Domenica 19 giugno alle 18 l’evento con più di 130 figuranti in costume d’epoca che lancia la mostra pensata da Urbania per i seicento anni dalla nascita di Federico da Montefeltro
Domenica ad Urbania sembrerà di essere in pieno Rinascimento. Alle ore 18 infatti si snoderà per le vie del centro il corteo storico guidato da Federico da Montefeltro che accoglierà a Casteldurante il Cardinal Bessarione, nominato proprio dal duca Abate del abbazia di San Cristoforo del Ponte. <Urbania era uno dei luoghi prescelti da Federico da Montelfetro –spiega il sindaco Marco Ciccolini- dove il Duca fece edificare importanti palazzi come il Palazzo Duale e il Barco Ducale. L’importanza dell’antica Castedurante la si può evincere dal fatto che, entrando nel cortile del Palazzo Ducale di Urbino, a caratteri cubitali Federico si fa chaimare anche “Duca di Urbino e Conte di Casteldrante” nell’iscrizione nel cortile del palazzo.Per l’importanza che ha avuto nel Rinascimento nella città e nella alta vallata del emtaur lo abbiamo voluto ricordare in uno degli episodi più rilevanti, la venuta del Cardinale Bessarione accompagnato in corteo dal Duca in persona>.
IL CORTEO L’amministrazione comunale con il sostegno del Gruppo Teatrale il Palchettone ha organizzato un corteo storico che ripercorre quello che il 24 aprile 1472 accolse Bessarione ad Urbania. L’arrivo in città fu sfarzoso, con un lungo seguito di dignitari ed ecclesiastici e guidato dal Duca in persona che volle accogliere il Cardinale con tutti gli onori.
“Anche domenica l’accoglienza sarà in pompa magna -racconta Anna Maria Leonardi del Gruppo Teatrale Palchettone-: una rievocazione storica con oltre 130 figuranti in costume d’epoca accompagnerà il corteo per le vie del centro storico di Urbania. Del corteo faranno parte anche delegazioni che giungeranno da tutti i territori del Ducato e in città sventoleranno più di cento vessili con l’aquila dei Montefeltro. Bessarione, oggi come allora, porterà in dono ai suoi nuovi concittadini l’omero di San Cristoforo che a tutt’oggi viene conservato in un magnifico reliquiario intagliato dal Pollaiolo e mostrato ogni 25 luglio per la festa del patrono. Il corteo farà infatti tappa di fronte alla Cattedrale dove la Confraternita del Corpus Domini, già esistente all’epoca dell’arrivo di Bessarione, prenderà in consegna la reliquia per ricollocarla al suo posto”. Il gran finale è previsto con l’arrivo del corteo nel cortile di Palazzo Ducale dove il Duca Federico darà il benvenuto ufficiale al suo nuovo abate.

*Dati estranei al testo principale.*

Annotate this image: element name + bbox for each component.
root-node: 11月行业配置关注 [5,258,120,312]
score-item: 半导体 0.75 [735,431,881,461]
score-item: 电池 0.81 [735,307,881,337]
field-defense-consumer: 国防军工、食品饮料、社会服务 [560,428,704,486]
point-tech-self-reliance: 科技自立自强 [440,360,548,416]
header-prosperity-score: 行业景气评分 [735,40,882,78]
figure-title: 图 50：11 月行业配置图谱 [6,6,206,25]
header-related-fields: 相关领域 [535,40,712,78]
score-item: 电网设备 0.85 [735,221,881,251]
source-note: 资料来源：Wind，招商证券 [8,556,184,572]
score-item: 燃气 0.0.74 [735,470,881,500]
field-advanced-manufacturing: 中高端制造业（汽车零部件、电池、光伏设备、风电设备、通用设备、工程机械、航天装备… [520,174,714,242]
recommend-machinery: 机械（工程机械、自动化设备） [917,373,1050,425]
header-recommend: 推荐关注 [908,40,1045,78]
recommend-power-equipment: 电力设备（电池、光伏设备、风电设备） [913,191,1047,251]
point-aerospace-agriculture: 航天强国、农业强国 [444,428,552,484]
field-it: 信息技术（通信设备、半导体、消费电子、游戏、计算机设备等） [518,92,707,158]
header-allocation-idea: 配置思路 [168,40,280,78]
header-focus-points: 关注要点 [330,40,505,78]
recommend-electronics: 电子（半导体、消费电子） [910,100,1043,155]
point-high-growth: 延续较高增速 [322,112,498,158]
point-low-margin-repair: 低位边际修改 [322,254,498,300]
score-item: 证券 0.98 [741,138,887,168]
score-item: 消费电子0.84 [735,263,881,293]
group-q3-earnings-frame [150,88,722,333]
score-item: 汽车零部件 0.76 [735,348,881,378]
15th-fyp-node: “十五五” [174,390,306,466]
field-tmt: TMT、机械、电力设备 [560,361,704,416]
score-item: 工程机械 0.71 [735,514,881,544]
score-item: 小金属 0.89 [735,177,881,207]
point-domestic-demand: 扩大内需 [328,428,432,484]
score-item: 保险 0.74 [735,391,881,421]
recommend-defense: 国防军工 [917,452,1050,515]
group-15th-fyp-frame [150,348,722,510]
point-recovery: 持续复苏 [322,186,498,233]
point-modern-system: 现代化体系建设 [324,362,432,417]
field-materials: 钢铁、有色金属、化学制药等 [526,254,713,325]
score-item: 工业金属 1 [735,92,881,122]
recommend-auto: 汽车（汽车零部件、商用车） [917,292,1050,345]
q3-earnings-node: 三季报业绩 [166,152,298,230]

LA MOSTRA Questo evento sarà il lancio della mostra “Il Cardinal Bessarione Abate a Casteldurante e Federico da Montefeltro” allestita in occasione delle Celebrazioni Federiciane e che sarà inaugurata il 25 giugno con la cerimonia alla presenza delle autorità e visitabile al Museo Civico di Palazzo Ducale dal 26 giugno al 31 ottobre. Al centro di questo importante allestimento il rapporto tra il Duca Federico e il Cardinal Bessarione, che Federico stesso nominò Abate di San Cristoforo di Casteldurante: “Bessarione fu una figura culturale di riferimento per l’epoca e di grandissima importanza anche per la cultura moderna -spiega Feliciano Paoli, curatore della mostra-: fu infatti decisivo per la valorizzazione della cultura classica in occidente, salvando opere manoscritte greche e contribuendo alla diffusione della cultura ellenistica. Grazie a una collaborazione con la Biblioteca Marciana saranno esposti codici e carteggi del tempo che mettono in evidenza il rapporto tra Federico e Bessarione, ma anche il legame con la città di Urbania, sulla quale il Duca improntò un’opera urbanistica mirabilissima>.